Okres zimy rośliny zniosły raczej dobrze dzięki utrzymującej się pokrywie śnieżnej, która chroniła je przed przemarznięciem. Topniejący śnieg przyczynił się do zwiększenia ilości wody w glebie, jednak w centralnej Polsce poziom wilgotności podłoża był niezadowalający. Z uwagi na utrzymujące się niskie temperatury pod koniec marca i w kwietniu, początek okresu wegetacyjnego uległ opóźnieniu.
Spowolniony został również rozwój pąków kwiatowych, dzięki czemu były one mniej podatne na uszkodzenia przymrozkowe. Częste opady deszczu i stosunkowo niskie temperatury powietrza wpłynęły na skrócenie okresu kwitnienia roślin i obniżkę intensywności oblotów zapylaczy. W efekcie czego zawiązywanie owoców było słabsze niż przed rokiem, ale wystarczające do osiągnięcia dobrego plonu. Sytuacja pogodowa poprawiła się w drugiej połowie roku. Relatywnie duża liczba opadów w sierpniu przyczyniła się do zwiększania masy owoców. W niektórych rejonach kraju zjawiska pogodowe były intensywne, a ich przebieg gwałtowny, tj. porywisty wiatr, deszcze nawalne, grad co skutkowało pojawieniem się strat w plonach. We wrześniu nastąpiła stabilizacja warunków pogodowych, dzięki czemu utrzymana została jakość owoców, a zbiory gatunków, których plonowanie przypada na miesiące jesienne prowadzono w optymalnych warunkach.

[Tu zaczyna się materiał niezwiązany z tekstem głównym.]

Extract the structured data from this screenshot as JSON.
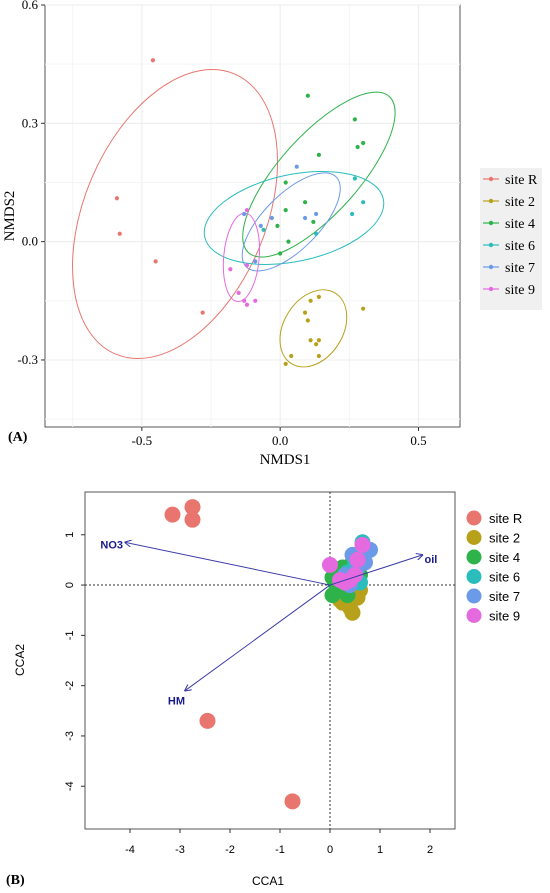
{
  "panels": {
    "a": {
      "panel_label": "(A)",
      "legend_title": "",
      "legend": [
        "site R",
        "site 2",
        "site 4",
        "site 6",
        "site 7",
        "site 9"
      ]
    },
    "b": {
      "panel_label": "(B)",
      "legend": [
        "site R",
        "site 2",
        "site 4",
        "site 6",
        "site 7",
        "site 9"
      ]
    }
  },
  "colors": {
    "site R": "#e8766f",
    "site 2": "#b8a11a",
    "site 4": "#2db34a",
    "site 6": "#2bbcbc",
    "site 7": "#6a9ae8",
    "site 9": "#e56ae0",
    "arrow": "#3a3aa8",
    "arrow_label": "#1a1a8a"
  },
  "chart_data": [
    {
      "type": "scatter",
      "title": "",
      "xlabel": "NMDS1",
      "ylabel": "NMDS2",
      "xlim": [
        -0.85,
        0.65
      ],
      "ylim": [
        -0.47,
        0.6
      ],
      "xticks": [
        -0.5,
        0.0,
        0.5
      ],
      "xtick_labels": [
        "-0.5",
        "0.0",
        "0.5"
      ],
      "yticks": [
        -0.3,
        0.0,
        0.3,
        0.6
      ],
      "ytick_labels": [
        "-0.3",
        "0.0",
        "0.3",
        "0.6"
      ],
      "grid": true,
      "legend_position": "right",
      "series": [
        {
          "name": "site R",
          "points": [
            [
              -0.46,
              0.46
            ],
            [
              -0.59,
              0.11
            ],
            [
              -0.58,
              0.02
            ],
            [
              -0.45,
              -0.05
            ],
            [
              -0.28,
              -0.18
            ]
          ],
          "ellipse": {
            "cx": -0.38,
            "cy": 0.07,
            "rx": 0.55,
            "ry": 0.23,
            "angle_deg": 67
          }
        },
        {
          "name": "site 2",
          "points": [
            [
              0.11,
              -0.15
            ],
            [
              0.14,
              -0.14
            ],
            [
              0.09,
              -0.18
            ],
            [
              0.1,
              -0.2
            ],
            [
              0.3,
              -0.17
            ],
            [
              0.14,
              -0.25
            ],
            [
              0.11,
              -0.25
            ],
            [
              0.13,
              -0.26
            ],
            [
              0.04,
              -0.29
            ],
            [
              0.14,
              -0.29
            ],
            [
              0.02,
              -0.31
            ]
          ],
          "ellipse": {
            "cx": 0.12,
            "cy": -0.22,
            "rx": 0.15,
            "ry": 0.075,
            "angle_deg": 58
          }
        },
        {
          "name": "site 4",
          "points": [
            [
              0.1,
              0.37
            ],
            [
              0.27,
              0.31
            ],
            [
              0.28,
              0.24
            ],
            [
              0.3,
              0.25
            ],
            [
              0.14,
              0.22
            ],
            [
              0.02,
              0.15
            ],
            [
              0.09,
              0.1
            ],
            [
              0.02,
              0.08
            ],
            [
              0.12,
              0.05
            ],
            [
              -0.01,
              0.04
            ],
            [
              0.03,
              0.0
            ],
            [
              0.0,
              -0.03
            ]
          ],
          "ellipse": {
            "cx": 0.14,
            "cy": 0.17,
            "rx": 0.38,
            "ry": 0.1,
            "angle_deg": 48
          }
        },
        {
          "name": "site 6",
          "points": [
            [
              0.27,
              0.16
            ],
            [
              0.3,
              0.1
            ],
            [
              0.26,
              0.07
            ],
            [
              0.13,
              0.02
            ],
            [
              -0.06,
              0.03
            ]
          ],
          "ellipse": {
            "cx": 0.05,
            "cy": 0.06,
            "rx": 0.33,
            "ry": 0.11,
            "angle_deg": 12
          }
        },
        {
          "name": "site 7",
          "points": [
            [
              0.06,
              0.19
            ],
            [
              0.09,
              0.06
            ],
            [
              0.13,
              0.07
            ],
            [
              -0.03,
              0.06
            ],
            [
              -0.07,
              0.04
            ],
            [
              -0.13,
              0.07
            ],
            [
              -0.09,
              -0.05
            ]
          ],
          "ellipse": {
            "cx": 0.04,
            "cy": 0.05,
            "rx": 0.23,
            "ry": 0.07,
            "angle_deg": 45
          }
        },
        {
          "name": "site 9",
          "points": [
            [
              -0.12,
              0.08
            ],
            [
              -0.12,
              -0.06
            ],
            [
              -0.18,
              -0.07
            ],
            [
              -0.15,
              -0.13
            ],
            [
              -0.12,
              -0.16
            ],
            [
              -0.09,
              -0.15
            ],
            [
              -0.13,
              -0.15
            ]
          ],
          "ellipse": {
            "cx": -0.14,
            "cy": -0.04,
            "rx": 0.16,
            "ry": 0.045,
            "angle_deg": 85
          }
        }
      ]
    },
    {
      "type": "scatter",
      "title": "",
      "xlabel": "CCA1",
      "ylabel": "CCA2",
      "xlim": [
        -4.9,
        2.5
      ],
      "ylim": [
        -4.85,
        1.85
      ],
      "xticks": [
        -4,
        -3,
        -2,
        -1,
        0,
        1,
        2
      ],
      "xtick_labels": [
        "-4",
        "-3",
        "-2",
        "-1",
        "0",
        "1",
        "2"
      ],
      "yticks": [
        1,
        0,
        -1,
        -2,
        -3,
        -4
      ],
      "ytick_labels": [
        "1",
        "0",
        "-1",
        "-2",
        "-3",
        "-4"
      ],
      "grid": false,
      "reference_lines": {
        "x": 0,
        "y": 0
      },
      "legend_position": "right",
      "arrows": [
        {
          "label": "NO3",
          "x": -4.1,
          "y": 0.85
        },
        {
          "label": "oil",
          "x": 1.85,
          "y": 0.6
        },
        {
          "label": "HM",
          "x": -2.9,
          "y": -2.1
        }
      ],
      "series": [
        {
          "name": "site R",
          "points": [
            [
              -2.75,
              1.55
            ],
            [
              -3.15,
              1.4
            ],
            [
              -2.75,
              1.3
            ],
            [
              -2.45,
              -2.7
            ],
            [
              -0.75,
              -4.3
            ]
          ]
        },
        {
          "name": "site 2",
          "points": [
            [
              0.25,
              -0.35
            ],
            [
              0.4,
              -0.45
            ],
            [
              0.45,
              -0.55
            ],
            [
              0.55,
              -0.25
            ],
            [
              0.15,
              -0.2
            ],
            [
              0.35,
              0.15
            ],
            [
              0.55,
              0.05
            ],
            [
              0.45,
              -0.15
            ],
            [
              0.3,
              -0.05
            ],
            [
              0.6,
              -0.1
            ],
            [
              0.2,
              -0.3
            ]
          ]
        },
        {
          "name": "site 4",
          "points": [
            [
              0.1,
              0.05
            ],
            [
              0.2,
              -0.1
            ],
            [
              0.3,
              0.2
            ],
            [
              0.05,
              -0.2
            ],
            [
              0.4,
              0.3
            ],
            [
              0.25,
              0.35
            ],
            [
              0.6,
              0.2
            ],
            [
              0.5,
              0.1
            ],
            [
              0.15,
              0.25
            ],
            [
              0.35,
              -0.2
            ],
            [
              0.05,
              0.15
            ],
            [
              0.45,
              0.45
            ]
          ]
        },
        {
          "name": "site 6",
          "points": [
            [
              0.65,
              0.85
            ],
            [
              0.75,
              0.7
            ],
            [
              0.5,
              0.4
            ],
            [
              0.35,
              0.25
            ],
            [
              0.6,
              0.05
            ]
          ]
        },
        {
          "name": "site 7",
          "points": [
            [
              0.8,
              0.7
            ],
            [
              0.45,
              0.6
            ],
            [
              0.55,
              0.35
            ],
            [
              0.3,
              0.2
            ],
            [
              0.4,
              0.0
            ],
            [
              0.6,
              0.55
            ],
            [
              0.7,
              0.45
            ]
          ]
        },
        {
          "name": "site 9",
          "points": [
            [
              0.0,
              0.4
            ],
            [
              0.65,
              0.8
            ],
            [
              0.3,
              0.05
            ],
            [
              0.5,
              0.2
            ],
            [
              0.2,
              0.1
            ],
            [
              0.55,
              0.5
            ],
            [
              0.4,
              0.1
            ]
          ]
        }
      ]
    }
  ]
}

Łączne zbiory owoców z drzew w minionym roku ocenione zostały na ponad 4,4 mln t, tj. o 13% więcej od zbiorów uzyskanych w poprzednim sezonie. Zbiory z sadów jabłoniowych oszacowano na poziomie 4 mln t, tj. więcej o 13% od produkcji roku poprzedniego. Produkcję z sadów gruszowych na 69 tys. t, a zatem więcej o 24% niż w roku 2020, a zbiory śliwek o 10% do 110 tys. t, jednak jakość plonu handlowego była niezadowalająca. Tegoroczne zbiory z sadów wiśniowych były wyższe o 9% do 166 tys. t, a czereśni o 19% do 59 tys. t. Łączna produkcja brzoskwiń, moreli i orzechów włoskich w 2021 r. została oceniona na ponad 14 tys. t, tj. o 16% więcej niż w roku poprzednim.